The tar command allows you to create and extract tar  archives. It supports a vast range of compression programs such as gzip,  bzip2, lzip, lzma, lzop, xz and compress.

Bzip2 is one of the most popular algorithms for compressing tar files. By convention, the name of a tar archive compressed with bzip2 ends with either .tar.bz2 or .tbz2.

In this tutorial, we will explain how to extract (or unzip) tar.bz2 and tbz2 archives using the tar command.

Extracting tar.bz2 File

Most Linux distributions and macOS comes with the tar utility pre-installed by default.

To extract a tar.bz2 file, use the --extract (-x) option and specify the archive file name after the -f option:

tar -xf archive.tar.bz2

The tar command auto-detects compression type and extracts the archive. The  same command can be used to extract tar archives compressed with other  algorithms such as .tar.gz or or .tar.xz.

If  you are a Desktop user and the command-line is not your thing you can  use your File manager. To extract (unzip) a tar.bz2 file simply  right-click the file you want to extract and select “Extract”. Windows  users will need a tool named 7zip to extract tar.bz2 files.

For more verbose output use the -v option. This option tells tar to display the names of the files being extracted on the terminal.

tar -xvf archive.tar.bz2

By default, tar will extract the archive contents in the current working directory. Use the --directory (-C) to extract archive files in a specific directory:

For example, to extract the archive contents to the /home/black/files directory, you would type:

tar -xf archive.tar.bz2 -C /home/black/files

Extracting Specific Files from a tar.bz2 File

To  extract a specific file(s) from a tar.bz2 file, append a  space-separated list of file names to be extracted after the archive  name:

tar -xf archive.tar.bz2 file1 file2

When extracting files, you must provide their exact names including the path, as printed when the --list (-t) option is used.
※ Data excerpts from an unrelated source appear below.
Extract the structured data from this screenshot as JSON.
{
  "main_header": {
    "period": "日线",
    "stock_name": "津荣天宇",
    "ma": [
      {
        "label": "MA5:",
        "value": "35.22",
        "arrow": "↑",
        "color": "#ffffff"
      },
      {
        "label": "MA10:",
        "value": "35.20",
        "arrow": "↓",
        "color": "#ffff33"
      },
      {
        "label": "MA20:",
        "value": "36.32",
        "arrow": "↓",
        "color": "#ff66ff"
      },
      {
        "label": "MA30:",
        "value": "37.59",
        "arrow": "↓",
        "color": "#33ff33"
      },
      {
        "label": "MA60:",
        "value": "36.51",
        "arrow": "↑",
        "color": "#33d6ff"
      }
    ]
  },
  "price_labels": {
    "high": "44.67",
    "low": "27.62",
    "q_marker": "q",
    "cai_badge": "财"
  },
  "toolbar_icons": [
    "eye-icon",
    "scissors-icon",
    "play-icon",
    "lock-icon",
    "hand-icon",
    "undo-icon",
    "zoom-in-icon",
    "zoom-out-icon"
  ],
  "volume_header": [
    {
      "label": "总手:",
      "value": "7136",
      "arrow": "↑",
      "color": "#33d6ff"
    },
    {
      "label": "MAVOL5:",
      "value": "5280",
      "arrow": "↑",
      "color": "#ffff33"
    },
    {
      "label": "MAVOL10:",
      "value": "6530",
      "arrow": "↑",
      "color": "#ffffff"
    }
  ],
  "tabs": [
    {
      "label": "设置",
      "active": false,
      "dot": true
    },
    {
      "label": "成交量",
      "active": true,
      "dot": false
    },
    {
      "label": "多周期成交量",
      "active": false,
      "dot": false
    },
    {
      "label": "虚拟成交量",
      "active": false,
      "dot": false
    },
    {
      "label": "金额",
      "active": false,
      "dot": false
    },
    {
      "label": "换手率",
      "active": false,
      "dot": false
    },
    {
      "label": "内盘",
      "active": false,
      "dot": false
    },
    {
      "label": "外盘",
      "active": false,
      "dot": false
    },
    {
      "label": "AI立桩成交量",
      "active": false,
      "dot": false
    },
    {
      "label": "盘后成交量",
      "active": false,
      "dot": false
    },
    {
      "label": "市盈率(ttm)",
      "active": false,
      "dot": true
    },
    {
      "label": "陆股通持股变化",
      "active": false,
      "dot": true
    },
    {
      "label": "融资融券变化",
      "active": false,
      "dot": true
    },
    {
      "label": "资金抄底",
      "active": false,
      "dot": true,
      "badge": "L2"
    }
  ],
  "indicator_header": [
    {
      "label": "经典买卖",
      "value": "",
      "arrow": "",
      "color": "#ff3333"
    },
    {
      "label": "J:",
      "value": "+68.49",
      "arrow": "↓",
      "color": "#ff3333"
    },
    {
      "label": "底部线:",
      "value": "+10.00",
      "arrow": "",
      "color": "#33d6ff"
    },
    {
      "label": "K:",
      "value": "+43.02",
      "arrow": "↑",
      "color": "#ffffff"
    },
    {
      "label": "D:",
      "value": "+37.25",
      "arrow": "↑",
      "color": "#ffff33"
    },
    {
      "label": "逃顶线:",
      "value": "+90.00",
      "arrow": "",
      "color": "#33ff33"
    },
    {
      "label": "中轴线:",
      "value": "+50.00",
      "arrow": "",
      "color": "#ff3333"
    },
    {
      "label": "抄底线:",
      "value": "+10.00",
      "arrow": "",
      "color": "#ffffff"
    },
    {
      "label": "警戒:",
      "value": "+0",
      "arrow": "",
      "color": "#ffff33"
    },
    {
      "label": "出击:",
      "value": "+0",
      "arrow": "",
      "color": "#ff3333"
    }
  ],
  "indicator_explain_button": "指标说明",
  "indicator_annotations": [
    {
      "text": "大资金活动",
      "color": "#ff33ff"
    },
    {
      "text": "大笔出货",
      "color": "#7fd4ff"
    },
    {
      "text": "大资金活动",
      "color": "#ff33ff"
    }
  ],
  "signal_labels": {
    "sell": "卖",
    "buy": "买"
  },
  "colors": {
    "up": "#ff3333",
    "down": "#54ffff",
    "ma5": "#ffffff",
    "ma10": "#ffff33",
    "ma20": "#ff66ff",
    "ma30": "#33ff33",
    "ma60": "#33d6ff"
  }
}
Extracting one or more directories from an archive is the same as extracting multiple files:

tar -xf archive.tar.bz2 dir1 dir2

If you try to extract a file that doesn’t exist in the archive, an error message similar to the following will be shown:

tar -xf archive.tar.bz2 README
tar: README: Not found in archive
tar: Exiting with failure status due to previous errors

The --wildcards option allows you to  extract files from a tar.bz2 file based on a wildcard pattern. The  pattern must be quoted to prevent the shell from interpreting it.

For example, to extract only the files whose names end in .md (Markdown files), you would use:

tar -xf archive.tar.bz2 --wildcards '*.md'

Extracting tar.bz2 File from stdin

When  extracting a compressed tar.bz2 file by reading the archive from  standard input (usually through piping), you must specify the  decompression option. The -j option tells tar that the file is compressed with bzip2.

In the example below we are downloading the Vim sources using the wget command and pipe its output to the tar command:

wget -c -O - | sudo tar -xj

If you don’t specify a decompression option, tar will show you which option you should use:

tar: Archive is compressed. Use -j option
tar: Error is not recoverable: exiting now

Listing tar.bz2 File

To list the content of a tar.bz2 file, use the --list (-t) option:

tar -tf archive.tar.bz2

The output will look something like this:


If you add the --verbose (-v) option, tar will print more information, such as owner, file size, timestamp ..etc:

tar -tvf archive.tar.bz2
-rw-r--r-- black/users       0 2019-02-15 01:19 file1
-rw-r--r-- black/users       0 2019-02-15 01:19 file2
-rw-r--r-- black/users       0 2019-02-15 01:19 file3


tar.bz2 file is a Tar archive compressed with Bzip2. To extract a tar.bz2 file, use the tar -xf command followed by the archive name.